Il est impératif que chacun de ces quatre auditoires puisse lire les lois et les règlements fédéraux dans la langue officielle de son choix et puisse y retrouver une terminologie et une formulation qui soient respectueuses des concepts, des notions et des institutions propres à la tradition juridique dont il relève. Cela est plus facile à dire qu’à faire [...]
Je conclus mon discours en remerciant les fonctionnaires du ministère de la Justice qui m’ont fourni rapidement, plus tôt cette semaine, une série de documents que je leur ai demandés pendant une séance d’information. L’un de ces documents comporte 1 196 pages et explique le projet de loi article par article.
Je vous cite donc la déclaration de l’ancien ministre Peter MacKay qui, bien qu’elle ait été faite le 7 mai 2001 à la Chambre des communes pendant l’étude de la Loi d’harmonisation no 1 du droit fédéral avec le droit civil, s’applique tout autant, 21 ans plus tard, au contexte du projet de loi S-11 :
[...] un projet de loi aussi technique et volumineux a certainement exigé beaucoup de travail de la part des employés du ministère de la Justice et d’autres employés, qui ont fait des efforts surhumains pour nous présenter un tel document.
Tout comme l’ont fait ce député et ceux des autres partis, c’est pour moi un plaisir de collaborer aux initiatives visant à harmoniser la législation au pays.
Les trois dernières lois d’harmonisation ont été adoptées par les deux Chambres par consensus. Pour illustrer le tout, ces trois lois ont été adoptées à l’étape de la troisième lecture, de façon transpartisane, sans qu’un député ou un sénateur ait voté contre. Se peut-il que ce soit ce qui attend cette quatrième loi d’harmonisation? Je l’espère. Je pense que j’ai atteint mon objectif et que j’ai respecté l’engagement que j’avais fait auprès de mon leader de lire mon discours sur le projet de loi S-11 en 11 minutes. Merci.

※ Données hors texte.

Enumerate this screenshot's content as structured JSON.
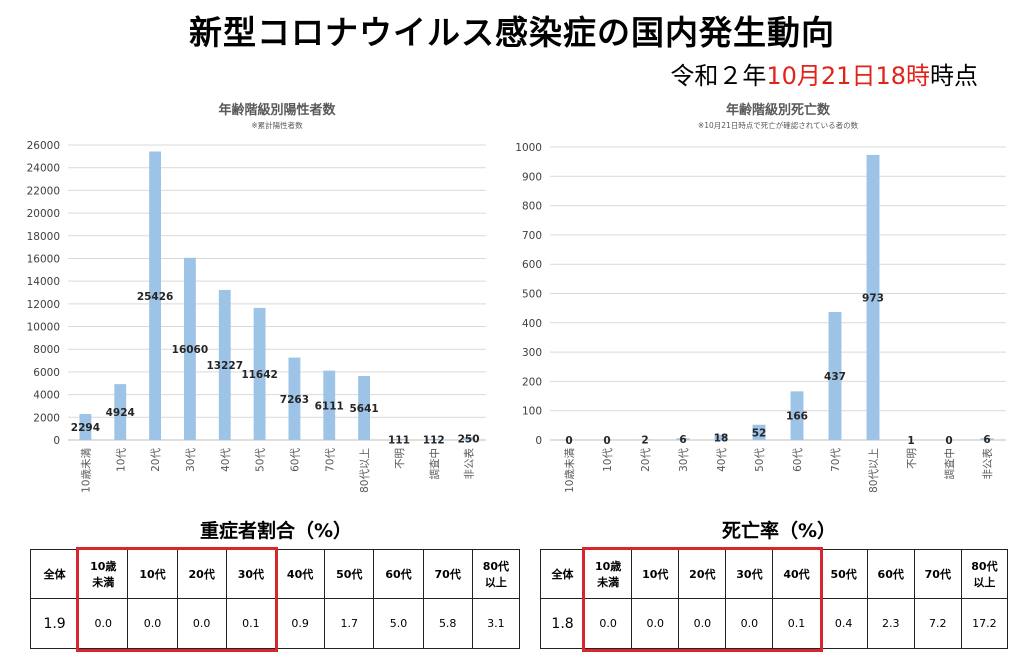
{
  "title": "新型コロナウイルス感染症の国内発生動向",
  "as_of": {
    "prefix": "令和２年",
    "date": "10月21日18時",
    "suffix": "時点"
  },
  "chart_data": [
    {
      "type": "bar",
      "title": "年齢階級別陽性者数",
      "subtitle": "※累計陽性者数",
      "categories": [
        "10歳未満",
        "10代",
        "20代",
        "30代",
        "40代",
        "50代",
        "60代",
        "70代",
        "80代以上",
        "不明",
        "調査中",
        "非公表"
      ],
      "values": [
        2294,
        4924,
        25426,
        16060,
        13227,
        11642,
        7263,
        6111,
        5641,
        111,
        112,
        250
      ],
      "ylim": [
        0,
        26000
      ],
      "yticks": [
        0,
        2000,
        4000,
        6000,
        8000,
        10000,
        12000,
        14000,
        16000,
        18000,
        20000,
        22000,
        24000,
        26000
      ],
      "grid": true,
      "color": "#9dc3e6"
    },
    {
      "type": "bar",
      "title": "年齢階級別死亡数",
      "subtitle": "※10月21日時点で死亡が確認されている者の数",
      "categories": [
        "10歳未満",
        "10代",
        "20代",
        "30代",
        "40代",
        "50代",
        "60代",
        "70代",
        "80代以上",
        "不明",
        "調査中",
        "非公表"
      ],
      "values": [
        0,
        0,
        2,
        6,
        18,
        52,
        166,
        437,
        973,
        1,
        0,
        6
      ],
      "ylim": [
        0,
        1000
      ],
      "yticks": [
        0,
        100,
        200,
        300,
        400,
        500,
        600,
        700,
        800,
        900,
        1000
      ],
      "grid": true,
      "color": "#9dc3e6"
    },
    {
      "type": "table",
      "title": "重症者割合（%）",
      "columns": [
        "全体",
        "10歳\n未満",
        "10代",
        "20代",
        "30代",
        "40代",
        "50代",
        "60代",
        "70代",
        "80代\n以上"
      ],
      "values": [
        "1.9",
        "0.0",
        "0.0",
        "0.0",
        "0.1",
        "0.9",
        "1.7",
        "5.0",
        "5.8",
        "3.1"
      ],
      "highlight_columns": [
        "10歳\n未満",
        "10代",
        "20代",
        "30代"
      ],
      "highlight_color": "#d8262e"
    },
    {
      "type": "table",
      "title": "死亡率（%）",
      "columns": [
        "全体",
        "10歳\n未満",
        "10代",
        "20代",
        "30代",
        "40代",
        "50代",
        "60代",
        "70代",
        "80代\n以上"
      ],
      "values": [
        "1.8",
        "0.0",
        "0.0",
        "0.0",
        "0.0",
        "0.1",
        "0.4",
        "2.3",
        "7.2",
        "17.2"
      ],
      "highlight_columns": [
        "10歳\n未満",
        "10代",
        "20代",
        "30代",
        "40代"
      ],
      "highlight_color": "#d8262e"
    }
  ]
}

Le sénateur accepterait-il de répondre à une question?
Cela nous fera dépasser les 11 minutes, mais oui.
Merci pour ce discours d’appui au projet de loi. Vous avez bien parlé du bijuridisme. Je suis contente d’entendre ces propos. J’ai pris note de vos commentaires concernant la chambre des notaires. Nous avons l’intention d’étudier la question au comité. Je vais vous poser la même question que j’ai posée à vos collègues civilistes dans cette Chambre. Accueillent-ils bien cette loi d’harmonisation en général, tout comme le bijuridisme en général?

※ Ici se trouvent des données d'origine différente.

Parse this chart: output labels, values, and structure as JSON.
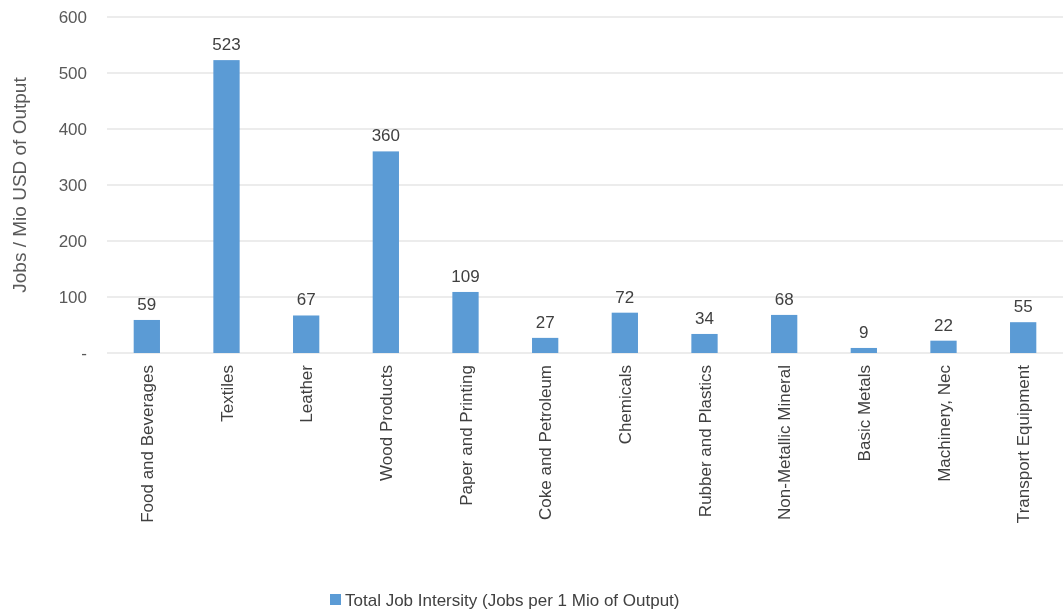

Oui, cette loi est bien accueillie, même si l’on souhaiterait que cela se fasse beaucoup plus rapidement. Nous sommes conscients que c’est une situation complexe et qu’il faut énormément de temps pour réviser l’ensemble de la législation fédérale. Nous accueillons favorablement toute loi d’harmonisation, mais nous aimerions que cela se fasse plus rapidement, pour que les gens ne soient pas obligés de mener toute leur carrière sans avoir pu bénéficier des règles de bijuridisme et de bilinguisme.
Les sénateurs sont-ils prêts à se prononcer?
Vous plaît-il, honorables sénateurs, d’adopter la motion?
Des voix : D’accord.
(La motion est adoptée et le projet de loi est lu pour la deuxième fois.)